According to the results of the above control experiments, a plausible reaction mechanism is illustrated in Scheme 5. Initially, tertiary free radical species I was generated from 2,2-dibromopropane under promotion of iron powder. Then, the intermediate I underwent an addition reaction at the α-position of the α,β-unsaturated ketone to form more stable benzyl radical II that might proceed through two distinct reaction pathways.
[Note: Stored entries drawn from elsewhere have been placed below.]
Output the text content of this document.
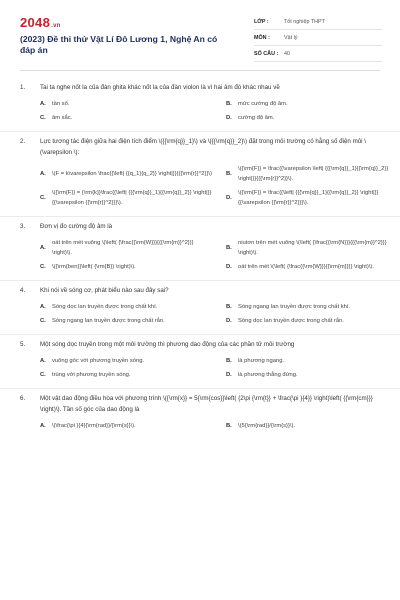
2048.vn
(2023) Đề thi thử Vật Lí Đô Lương 1, Nghệ An có đáp án
LỚP :	Tốt nghiệp THPT
MÔN :	Vật lý
SỐ CÂU :	40
1.	Tai ta nghe nốt la của đàn ghita khác nốt la của đàn violon là vì hai âm đó khác nhau về
A.	tần số.	B.	mức cường độ âm.
C.	âm sắc.	D.	cường độ âm.
2.	Lực tương tác điện giữa hai điện tích điểm \({{\rm{q}}_1}\) và \({{\rm{q}}_2}\) đặt trong môi trường có hằng số điện môi \(\varepsilon \):
A.	\(F = k\varepsilon \frac{{\left| {{q_1}{q_2}} \right|}}{{{\rm{r}}^2}}\) B.
\({\rm{F}} = \frac{{\varepsilon \left| {{{\rm{q}}_1}{{\rm{q}}_2}} \right|}}{{{\rm{r}}^2}}\).
C.
\({\rm{F}} = {\rm{k}}\frac{{\left| {{{\rm{q}}_1}{{\rm{q}}_2}} \right|}}{{\varepsilon {{\rm{r}}^2}}}\).
D.
\({\rm{F}} = \frac{{\left| {{{\rm{q}}_1}{{\rm{q}}_2}} \right|}}{{\varepsilon {{\rm{r}}^2}}}\).
3.	Đơn vị đo cường độ âm là
A.
oát trên mét vuông \(\left( {\frac{{\rm{W}}}{{{\rm{m}}^2}}} \right)\).
B.
niutơn trên mét vuông \(\left( {\frac{{\rm{N}}}{{{\rm{m}}^2}}} \right)\).
C.	\({\rm{ben}}\left( {\rm{B}} \right)\).	D.	oát trên mét \(\left( {\frac{{\rm{W}}}{{\rm{m}}}} \right)\).
4.	Khi nói về sóng cơ, phát biểu nào sau đây sai?
A.	Sóng dọc lan truyền được trong chất khí.	B.	Sóng ngang lan truyền được trong chất khí.
C.	Sóng ngang lan truyền được trong chất rắn.	D.	Sóng dọc lan truyền được trong chất rắn.
5.	Một sóng dọc truyền trong một môi trường thì phương dao động của các phần tử môi trường
A.	vuông góc với phương truyền sóng.	B.	là phương ngang.
C.	trùng với phương truyền sóng.	D.	là phương thẳng đứng.
6.	Một vật dao động điều hòa với phương trình \({\rm{x}} = 5{\rm{cos}}\left( {2\pi {\rm{t}} + \frac{\pi }{4}} \right)\left( {{\rm{cm}}} \right)\). Tần số góc của dao động là
A.	\(\frac{\pi }{4}{\rm{rad}}/{\rm{s}}\).	B.	\(5{\rm{rad}}/{\rm{s}}\).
On the one hand, within polar solvents, the radical could be stabilized due to an increased weighting of zwitterionic canonical contributors within the resonance description.45 The stabilized radical would be more favorable for a subsequent cyclization process. After another radical was formed by homolytic cleavage of the C–Br bond, two radicals were directly coupled to generate the cyclopropane 4a. On the other hand, the radical would mainly attack the carbonyl group to form cyclopropanyl oxygen radical III. Subsequently, a radical initiated Grob fragmentation delivers β,γ-unsaturated product 3b. Notably, when the substituent (R) at the α-position of unsaturated ketones was an electron-withdrawing group, the product tended to undergo enolization, followed by an oxa-Michael reaction to form a dihydrofuran product 3a′ bearing gem-dimethyl-substituted quaternary carbon.